Viral car myths, checked

Frequently asked questions

Which Ford Focus years should I avoid?

Avoid the 2012–2014 automatics specifically. Every year of this generation could be ordered with the DPS6 PowerShift dual-clutch automatic, and it was at its worst in the early years — shuddering and slipping from very low mileage. The same cars with a manual transmission are fine. The later 2016–2018 automatics are less bad but never fully fixed.

What's wrong with the Ford Focus transmission?

The DPS6 'PowerShift' is a dry dual-clutch automatic that wears out fast because the clutches have no oil cooling, and leaking input-shaft seals contaminate them. The result is shudder, hesitation, jerking, and slipping. It generated tens of thousands of complaints, a class-action settlement (Vargas v. Ford), and several Ford warranty-extension programs that replaced clutches and control modules — sometimes repeatedly on the same car.

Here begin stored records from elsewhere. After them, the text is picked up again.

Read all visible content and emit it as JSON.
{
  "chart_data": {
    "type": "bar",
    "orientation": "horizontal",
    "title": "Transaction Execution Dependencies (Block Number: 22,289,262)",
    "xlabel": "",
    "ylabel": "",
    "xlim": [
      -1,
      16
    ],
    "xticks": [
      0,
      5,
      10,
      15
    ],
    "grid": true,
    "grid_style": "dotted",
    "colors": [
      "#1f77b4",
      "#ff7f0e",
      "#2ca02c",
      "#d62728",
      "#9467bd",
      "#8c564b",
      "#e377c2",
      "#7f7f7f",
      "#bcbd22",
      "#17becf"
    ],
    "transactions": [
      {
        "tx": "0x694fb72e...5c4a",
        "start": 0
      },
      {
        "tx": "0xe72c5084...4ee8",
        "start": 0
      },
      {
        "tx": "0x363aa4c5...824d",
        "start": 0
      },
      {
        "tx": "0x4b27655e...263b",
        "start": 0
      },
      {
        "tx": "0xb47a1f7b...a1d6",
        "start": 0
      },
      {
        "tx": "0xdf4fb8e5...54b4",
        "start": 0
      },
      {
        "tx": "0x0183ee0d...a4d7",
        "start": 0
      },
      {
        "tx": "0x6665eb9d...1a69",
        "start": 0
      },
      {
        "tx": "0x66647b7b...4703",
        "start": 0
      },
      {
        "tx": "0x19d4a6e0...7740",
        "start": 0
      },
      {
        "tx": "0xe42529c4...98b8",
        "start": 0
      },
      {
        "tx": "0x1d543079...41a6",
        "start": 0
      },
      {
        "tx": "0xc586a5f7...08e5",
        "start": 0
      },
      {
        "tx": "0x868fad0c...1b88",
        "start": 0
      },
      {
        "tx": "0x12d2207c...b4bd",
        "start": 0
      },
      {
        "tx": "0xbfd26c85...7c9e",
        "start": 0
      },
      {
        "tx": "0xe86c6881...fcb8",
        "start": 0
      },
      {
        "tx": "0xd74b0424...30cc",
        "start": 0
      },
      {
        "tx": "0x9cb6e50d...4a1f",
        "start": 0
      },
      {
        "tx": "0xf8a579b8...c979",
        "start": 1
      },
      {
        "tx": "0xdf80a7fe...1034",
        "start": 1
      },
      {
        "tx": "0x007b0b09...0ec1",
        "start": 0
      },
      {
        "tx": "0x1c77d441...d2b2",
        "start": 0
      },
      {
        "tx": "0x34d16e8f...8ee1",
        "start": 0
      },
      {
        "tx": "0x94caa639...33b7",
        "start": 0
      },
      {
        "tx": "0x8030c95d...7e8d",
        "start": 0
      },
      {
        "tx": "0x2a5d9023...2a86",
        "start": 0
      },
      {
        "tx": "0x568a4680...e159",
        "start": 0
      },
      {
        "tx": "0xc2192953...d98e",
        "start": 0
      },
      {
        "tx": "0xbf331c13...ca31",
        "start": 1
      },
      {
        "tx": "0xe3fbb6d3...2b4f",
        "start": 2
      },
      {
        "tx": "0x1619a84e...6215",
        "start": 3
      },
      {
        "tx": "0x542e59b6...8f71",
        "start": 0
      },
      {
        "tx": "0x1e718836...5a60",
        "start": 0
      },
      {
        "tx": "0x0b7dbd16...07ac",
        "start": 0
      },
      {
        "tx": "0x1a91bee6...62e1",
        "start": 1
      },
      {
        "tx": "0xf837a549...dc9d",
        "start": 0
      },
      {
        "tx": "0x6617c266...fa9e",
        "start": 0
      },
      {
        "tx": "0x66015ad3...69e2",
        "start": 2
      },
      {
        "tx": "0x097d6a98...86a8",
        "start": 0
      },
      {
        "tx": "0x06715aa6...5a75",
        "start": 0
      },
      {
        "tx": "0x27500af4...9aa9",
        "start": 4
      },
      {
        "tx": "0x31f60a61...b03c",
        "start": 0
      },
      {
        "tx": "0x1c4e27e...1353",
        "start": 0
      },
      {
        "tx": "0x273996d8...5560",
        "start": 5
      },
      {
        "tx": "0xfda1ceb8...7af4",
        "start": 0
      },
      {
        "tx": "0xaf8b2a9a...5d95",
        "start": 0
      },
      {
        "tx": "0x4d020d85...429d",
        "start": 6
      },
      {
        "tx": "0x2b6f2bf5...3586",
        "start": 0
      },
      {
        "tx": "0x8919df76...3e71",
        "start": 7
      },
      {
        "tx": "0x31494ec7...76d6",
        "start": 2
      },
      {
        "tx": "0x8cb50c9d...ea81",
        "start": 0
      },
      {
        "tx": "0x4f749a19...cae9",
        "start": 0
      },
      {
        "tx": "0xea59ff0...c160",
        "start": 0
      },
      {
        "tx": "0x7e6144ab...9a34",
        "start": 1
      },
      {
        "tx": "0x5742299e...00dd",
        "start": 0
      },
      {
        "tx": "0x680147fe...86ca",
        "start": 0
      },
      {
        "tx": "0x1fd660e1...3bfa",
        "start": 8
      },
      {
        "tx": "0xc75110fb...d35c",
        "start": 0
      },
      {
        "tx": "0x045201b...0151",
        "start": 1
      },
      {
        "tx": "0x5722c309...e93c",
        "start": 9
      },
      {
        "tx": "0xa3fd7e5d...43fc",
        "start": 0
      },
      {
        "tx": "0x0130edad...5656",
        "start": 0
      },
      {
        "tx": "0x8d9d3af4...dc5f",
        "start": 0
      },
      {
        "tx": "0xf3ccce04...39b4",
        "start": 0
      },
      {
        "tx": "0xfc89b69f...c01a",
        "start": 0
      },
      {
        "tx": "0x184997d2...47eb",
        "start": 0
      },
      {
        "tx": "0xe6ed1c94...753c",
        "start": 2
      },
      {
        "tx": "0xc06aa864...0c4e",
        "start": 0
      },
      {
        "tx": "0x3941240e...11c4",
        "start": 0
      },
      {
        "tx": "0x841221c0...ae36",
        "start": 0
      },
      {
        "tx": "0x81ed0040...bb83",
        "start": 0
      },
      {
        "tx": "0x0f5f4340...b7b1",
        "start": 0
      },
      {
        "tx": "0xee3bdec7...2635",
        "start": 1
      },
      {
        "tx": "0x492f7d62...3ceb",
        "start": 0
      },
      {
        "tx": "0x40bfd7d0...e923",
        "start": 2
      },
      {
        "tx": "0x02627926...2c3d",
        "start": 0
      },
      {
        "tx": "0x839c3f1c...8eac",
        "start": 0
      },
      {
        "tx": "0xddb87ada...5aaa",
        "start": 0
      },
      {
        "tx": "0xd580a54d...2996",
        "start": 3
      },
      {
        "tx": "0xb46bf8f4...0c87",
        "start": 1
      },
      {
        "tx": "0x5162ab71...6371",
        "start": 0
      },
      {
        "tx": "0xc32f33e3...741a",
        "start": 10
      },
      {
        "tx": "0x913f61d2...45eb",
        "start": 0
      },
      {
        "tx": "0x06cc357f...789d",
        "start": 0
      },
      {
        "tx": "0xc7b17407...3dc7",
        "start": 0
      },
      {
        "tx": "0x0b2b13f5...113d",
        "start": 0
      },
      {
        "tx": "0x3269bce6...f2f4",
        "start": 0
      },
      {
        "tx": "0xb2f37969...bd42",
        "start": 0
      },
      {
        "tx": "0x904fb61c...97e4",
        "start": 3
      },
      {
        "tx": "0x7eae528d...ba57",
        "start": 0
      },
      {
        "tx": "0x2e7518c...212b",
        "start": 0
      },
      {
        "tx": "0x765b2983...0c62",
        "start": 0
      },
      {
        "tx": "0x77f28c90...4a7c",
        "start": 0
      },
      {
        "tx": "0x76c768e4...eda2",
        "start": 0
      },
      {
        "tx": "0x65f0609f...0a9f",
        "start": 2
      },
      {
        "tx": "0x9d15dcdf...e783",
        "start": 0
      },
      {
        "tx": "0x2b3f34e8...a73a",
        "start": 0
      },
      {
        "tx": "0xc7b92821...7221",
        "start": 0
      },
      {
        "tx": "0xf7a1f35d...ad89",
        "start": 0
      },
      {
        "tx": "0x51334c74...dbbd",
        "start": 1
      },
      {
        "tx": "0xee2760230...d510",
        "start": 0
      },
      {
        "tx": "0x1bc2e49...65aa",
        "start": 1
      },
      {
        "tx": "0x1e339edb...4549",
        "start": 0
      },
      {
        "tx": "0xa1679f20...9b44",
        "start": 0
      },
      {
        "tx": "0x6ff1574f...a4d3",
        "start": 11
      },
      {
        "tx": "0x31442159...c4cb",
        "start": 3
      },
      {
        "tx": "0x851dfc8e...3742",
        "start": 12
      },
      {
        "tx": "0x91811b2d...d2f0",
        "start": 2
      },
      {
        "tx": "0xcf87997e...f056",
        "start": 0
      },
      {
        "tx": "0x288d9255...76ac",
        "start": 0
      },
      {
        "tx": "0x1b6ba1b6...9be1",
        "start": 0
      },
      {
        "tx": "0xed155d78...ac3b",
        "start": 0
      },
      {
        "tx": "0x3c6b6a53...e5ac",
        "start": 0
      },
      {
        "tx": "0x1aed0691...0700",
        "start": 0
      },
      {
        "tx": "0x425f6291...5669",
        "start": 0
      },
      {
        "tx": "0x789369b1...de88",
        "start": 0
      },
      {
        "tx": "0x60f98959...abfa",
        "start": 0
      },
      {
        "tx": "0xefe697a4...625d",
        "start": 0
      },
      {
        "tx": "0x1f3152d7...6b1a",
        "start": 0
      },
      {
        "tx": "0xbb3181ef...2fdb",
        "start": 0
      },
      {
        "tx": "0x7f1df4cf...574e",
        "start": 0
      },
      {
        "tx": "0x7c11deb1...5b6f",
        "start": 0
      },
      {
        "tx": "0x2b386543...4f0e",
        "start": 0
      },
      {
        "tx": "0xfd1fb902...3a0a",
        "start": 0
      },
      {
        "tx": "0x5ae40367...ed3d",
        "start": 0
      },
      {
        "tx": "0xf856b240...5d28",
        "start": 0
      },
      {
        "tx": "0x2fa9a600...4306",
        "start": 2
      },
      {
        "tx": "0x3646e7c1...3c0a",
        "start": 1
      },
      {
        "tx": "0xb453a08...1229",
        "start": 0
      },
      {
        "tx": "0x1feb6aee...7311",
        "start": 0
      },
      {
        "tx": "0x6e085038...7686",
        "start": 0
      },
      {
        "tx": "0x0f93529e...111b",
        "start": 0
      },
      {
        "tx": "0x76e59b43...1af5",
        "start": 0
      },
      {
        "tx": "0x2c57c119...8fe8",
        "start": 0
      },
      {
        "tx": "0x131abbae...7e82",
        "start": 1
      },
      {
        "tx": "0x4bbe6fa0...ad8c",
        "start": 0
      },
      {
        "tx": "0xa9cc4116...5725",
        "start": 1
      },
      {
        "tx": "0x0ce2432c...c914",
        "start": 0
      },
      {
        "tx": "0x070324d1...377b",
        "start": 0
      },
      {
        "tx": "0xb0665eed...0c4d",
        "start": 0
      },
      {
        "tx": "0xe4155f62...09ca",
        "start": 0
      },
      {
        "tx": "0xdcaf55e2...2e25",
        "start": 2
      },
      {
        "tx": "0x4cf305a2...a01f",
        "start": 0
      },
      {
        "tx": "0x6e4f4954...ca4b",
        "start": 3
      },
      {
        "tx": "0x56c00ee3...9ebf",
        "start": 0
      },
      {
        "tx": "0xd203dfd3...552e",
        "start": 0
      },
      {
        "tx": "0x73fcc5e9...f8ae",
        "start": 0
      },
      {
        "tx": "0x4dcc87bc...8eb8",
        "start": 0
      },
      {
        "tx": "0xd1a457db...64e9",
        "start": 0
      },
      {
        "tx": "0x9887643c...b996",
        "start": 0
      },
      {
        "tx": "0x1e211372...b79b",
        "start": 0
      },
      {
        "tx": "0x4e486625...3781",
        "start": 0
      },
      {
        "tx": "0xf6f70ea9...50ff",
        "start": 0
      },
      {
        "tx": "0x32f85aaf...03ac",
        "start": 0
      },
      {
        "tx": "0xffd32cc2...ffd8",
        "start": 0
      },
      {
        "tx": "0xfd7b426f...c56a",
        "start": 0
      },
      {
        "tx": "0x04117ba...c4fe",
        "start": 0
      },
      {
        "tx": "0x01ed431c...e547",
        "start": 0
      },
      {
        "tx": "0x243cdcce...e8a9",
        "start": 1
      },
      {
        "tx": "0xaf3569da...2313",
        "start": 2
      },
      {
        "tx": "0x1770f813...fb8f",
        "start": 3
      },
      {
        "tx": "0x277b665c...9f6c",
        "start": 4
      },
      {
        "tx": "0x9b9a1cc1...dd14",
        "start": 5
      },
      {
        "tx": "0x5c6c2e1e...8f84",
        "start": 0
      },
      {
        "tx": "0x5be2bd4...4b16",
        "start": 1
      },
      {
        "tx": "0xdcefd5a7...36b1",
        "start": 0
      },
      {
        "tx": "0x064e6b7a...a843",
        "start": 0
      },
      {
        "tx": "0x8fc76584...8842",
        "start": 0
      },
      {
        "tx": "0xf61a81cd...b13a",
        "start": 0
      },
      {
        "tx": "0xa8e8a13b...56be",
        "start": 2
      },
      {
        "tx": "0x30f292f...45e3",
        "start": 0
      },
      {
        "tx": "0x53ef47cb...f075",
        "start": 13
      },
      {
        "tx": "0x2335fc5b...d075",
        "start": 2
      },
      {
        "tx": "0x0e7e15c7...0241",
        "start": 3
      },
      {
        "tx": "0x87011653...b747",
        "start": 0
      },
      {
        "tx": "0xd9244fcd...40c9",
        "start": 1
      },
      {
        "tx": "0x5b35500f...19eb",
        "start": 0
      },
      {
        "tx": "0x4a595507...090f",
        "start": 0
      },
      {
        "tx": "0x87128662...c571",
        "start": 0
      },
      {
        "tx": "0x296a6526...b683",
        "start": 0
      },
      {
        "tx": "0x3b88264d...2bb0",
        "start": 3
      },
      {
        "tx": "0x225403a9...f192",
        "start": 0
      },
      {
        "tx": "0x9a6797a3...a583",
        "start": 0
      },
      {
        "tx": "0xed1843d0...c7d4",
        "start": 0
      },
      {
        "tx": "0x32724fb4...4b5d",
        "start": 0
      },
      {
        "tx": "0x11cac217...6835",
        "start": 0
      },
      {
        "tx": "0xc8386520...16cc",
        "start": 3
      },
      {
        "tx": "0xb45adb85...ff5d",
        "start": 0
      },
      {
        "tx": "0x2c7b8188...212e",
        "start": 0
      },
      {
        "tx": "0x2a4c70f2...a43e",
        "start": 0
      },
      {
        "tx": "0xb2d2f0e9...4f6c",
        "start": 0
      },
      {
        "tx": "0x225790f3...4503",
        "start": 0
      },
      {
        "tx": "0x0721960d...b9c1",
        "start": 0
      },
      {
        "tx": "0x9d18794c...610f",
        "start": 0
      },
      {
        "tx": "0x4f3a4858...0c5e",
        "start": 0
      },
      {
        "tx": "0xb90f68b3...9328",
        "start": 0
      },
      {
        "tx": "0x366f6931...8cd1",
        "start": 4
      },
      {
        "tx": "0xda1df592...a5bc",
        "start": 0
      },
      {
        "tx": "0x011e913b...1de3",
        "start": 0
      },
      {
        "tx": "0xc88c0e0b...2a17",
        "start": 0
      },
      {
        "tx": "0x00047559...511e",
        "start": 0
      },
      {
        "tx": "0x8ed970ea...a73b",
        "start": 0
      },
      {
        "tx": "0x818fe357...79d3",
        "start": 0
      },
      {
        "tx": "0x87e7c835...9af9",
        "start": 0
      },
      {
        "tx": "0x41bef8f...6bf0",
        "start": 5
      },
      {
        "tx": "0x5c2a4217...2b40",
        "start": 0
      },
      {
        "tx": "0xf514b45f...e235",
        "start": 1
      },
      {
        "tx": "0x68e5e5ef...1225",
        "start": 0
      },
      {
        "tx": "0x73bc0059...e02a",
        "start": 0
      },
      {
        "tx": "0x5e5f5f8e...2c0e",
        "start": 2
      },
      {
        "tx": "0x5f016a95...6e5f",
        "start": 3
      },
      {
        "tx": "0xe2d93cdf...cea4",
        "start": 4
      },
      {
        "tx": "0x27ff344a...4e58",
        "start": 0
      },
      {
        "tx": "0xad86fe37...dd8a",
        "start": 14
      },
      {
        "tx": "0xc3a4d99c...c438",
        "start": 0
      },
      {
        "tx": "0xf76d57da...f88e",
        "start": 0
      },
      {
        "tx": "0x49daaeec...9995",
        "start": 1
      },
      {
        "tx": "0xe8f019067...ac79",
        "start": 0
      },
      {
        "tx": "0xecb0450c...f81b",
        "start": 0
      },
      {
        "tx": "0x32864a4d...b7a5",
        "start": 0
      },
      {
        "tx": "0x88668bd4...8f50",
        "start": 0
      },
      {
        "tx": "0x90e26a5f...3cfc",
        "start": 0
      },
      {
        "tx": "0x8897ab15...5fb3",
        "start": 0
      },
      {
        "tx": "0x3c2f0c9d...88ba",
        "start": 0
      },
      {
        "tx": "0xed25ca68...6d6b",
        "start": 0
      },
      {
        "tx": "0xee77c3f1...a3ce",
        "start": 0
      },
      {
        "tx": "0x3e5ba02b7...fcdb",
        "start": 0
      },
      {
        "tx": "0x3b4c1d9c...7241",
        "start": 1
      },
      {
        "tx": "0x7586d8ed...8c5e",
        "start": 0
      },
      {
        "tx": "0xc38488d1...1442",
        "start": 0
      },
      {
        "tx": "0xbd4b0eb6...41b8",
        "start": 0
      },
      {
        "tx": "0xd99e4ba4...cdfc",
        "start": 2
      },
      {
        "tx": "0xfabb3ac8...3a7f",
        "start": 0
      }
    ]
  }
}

Is the manual Focus reliable?

Yes. With the 5-speed or 6-speed manual, the 3rd-gen Focus avoids the DPS6 entirely and is a genuinely good, cheap-to-run compact. The engines are sound, parts are cheap, and it drives well. If you want a Focus from these years, the manual is the smart buy.

Does Ford still cover the PowerShift transmission?

Ford ran multiple extended-coverage programs (such as 14M02 and 19M01) for the DPS6 clutch and Transmission Control Module — generally up to about 7 years/100,000 miles, with later one-time TCM programs to 10 years/150,000 miles from the in-service date. Many 2012–2014 cars have now aged out, while some 2015–2018 cars may still qualify. Always check the specific VIN with a Ford dealer.

Is the Ford Focus RS worth buying used?

The RS is a fun, capable AWD hot hatch, but early 2016 cars had a head-gasket / coolant-intrusion problem that Ford addressed under warranty. Buy one with documented proof the head-gasket issue was checked or repaired, and treat it as the enthusiast car it is — they're often hard-driven.